Gloire aux César qui, pour une fois, servent à quelque chose! J'ai enfin vu Intouchables. Le film qui vient de détrôner La Grande Vadrouille au box office des cartons français.
Me voilà, certes avec un peu de retard, autorisé à donner mon avis de minable sans coeur qui, tel l'Alain Minc indigné, voit de la lutte des classes à chaque coin de rue.
Je ne m'attendais pas au pire. Nakache et Toledano ne sont pas des manchots, et on ne peut pas fédérer 1 français sur 4 avec un navet. Toutefois, j'éprouve une drôle de sensation lors de la première demi-heure pas loin de me rappeler le "oui m'am Scarlett" d'Autant en emporte le vent. Mais bon, grâce au lubrifiant du ricanement[1], une fois avalé le postulat caricatural (mais "basé sur une histoire vraie" alors on ne peut rien dire) du rentier over-fortuné et bon samaritain pour le type de la té-ci (l'assisté avec casier, mais à bon fond[2] qui est progressivement extrait de sa condition), on se pique au jeu d’un buddy movie bien foutu et magistralement interprété.
Le succès du film n'est pas "un phénomène de société"[3]. 1 / C'est un bon film bien écrit qui rappelle les comédies (de crise) de Frank Capra. 2 / Dans ce pays, une fois que les 7 ou 8 millions sont dépassés, le nombre d'entrées tourne quasi systématiquement à l'exponentiel. On ne va pas voir "Intouchables" pour voir "Intouchables", on va le voir pour ne pas avoir à avouer qu'on ne l'a pas vu. Le film n'est plus un film, c'est un sujet de discussion. Peu d'oeuvres art arrivent à ce niveau: à peine quelques matchs de foot dans l'année et la finale de Masterchief.

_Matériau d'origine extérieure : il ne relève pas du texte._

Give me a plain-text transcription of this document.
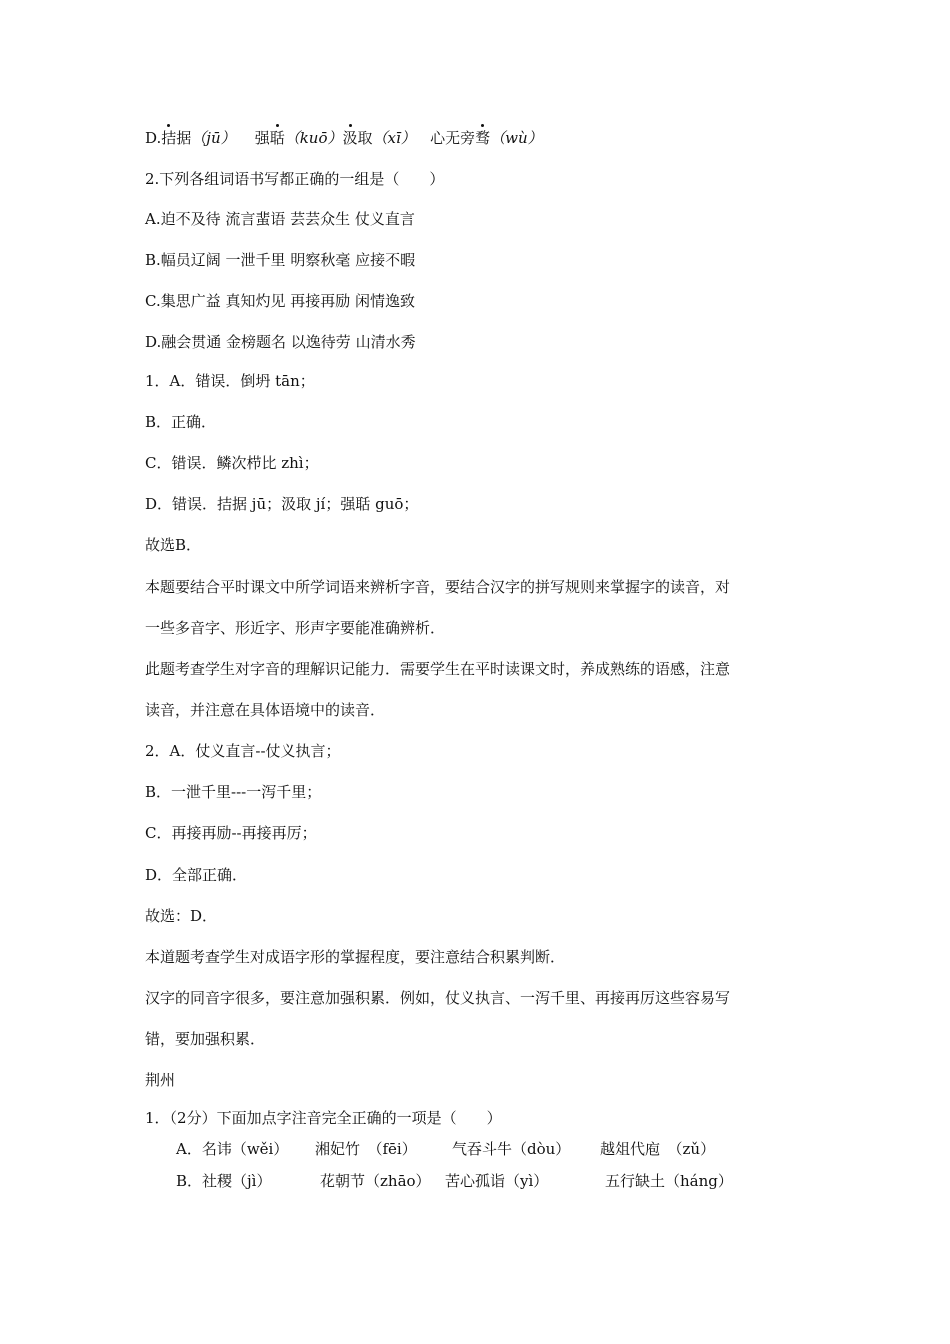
D.拮据（jū） 强聒（kuō）汲取（xī） 心无旁骛（wù）
2.下列各组词语书写都正确的一组是（　　）
A.迫不及待 流言蜚语 芸芸众生 仗义直言
B.幅员辽阔 一泄千里 明察秋毫 应接不暇
C.集思广益 真知灼见 再接再励 闲情逸致
D.融会贯通 金榜题名 以逸待劳 山清水秀
1．A．错误．倒坍 tān；
B．正确．
C．错误．鳞次栉比 zhì；
D．错误．拮据 jū；汲取 jí；强聒 guō；
故选B．
本题要结合平时课文中所学词语来辨析字音，要结合汉字的拼写规则来掌握字的读音，对
一些多音字、形近字、形声字要能准确辨析．
此题考查学生对字音的理解识记能力．需要学生在平时读课文时，养成熟练的语感，注意
读音，并注意在具体语境中的读音．
2．A．仗义直言--仗义执言；
B．一泄千里---一泻千里；
C．再接再励--再接再厉；
D．全部正确．
故选：D．
本道题考查学生对成语字形的掌握程度，要注意结合积累判断．
汉字的同音字很多，要注意加强积累．例如，仗义执言、一泻千里、再接再厉这些容易写
错，要加强积累．
荆州
1．（2分）下面加点字注音完全正确的一项是（　　）
A．名讳（wěi） 湘妃竹　（fēi） 气吞斗牛（dòu） 越俎代庖　（zǔ）
B．社稷（jì）	花朝节（zhāo） 苦心孤诣（yì）	五行缺土（háng）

Le tour de force est de satisfaire toutes les générations, de réunir l'humour Canal et la gériatrie apeurée de TF1 autour du plus puissant dénominateur esthétique commun: la thune.
Voyons peut-être dans ce succès la seconde lecture possible du film où le lourd handicap de François Cluzet en cache en fait un autre, plus large. Ne serait-ce pas une jolie parabole sur l'angoisse de la mort dans une société de vieux qui n'en finissent pas de vouloir jouer les jeunes avec, au premier rang, la question (de moins en moins tabou rapport qu'on se rapproche de l'échéance) de la dépendance et de l'assistance en fin de vie ?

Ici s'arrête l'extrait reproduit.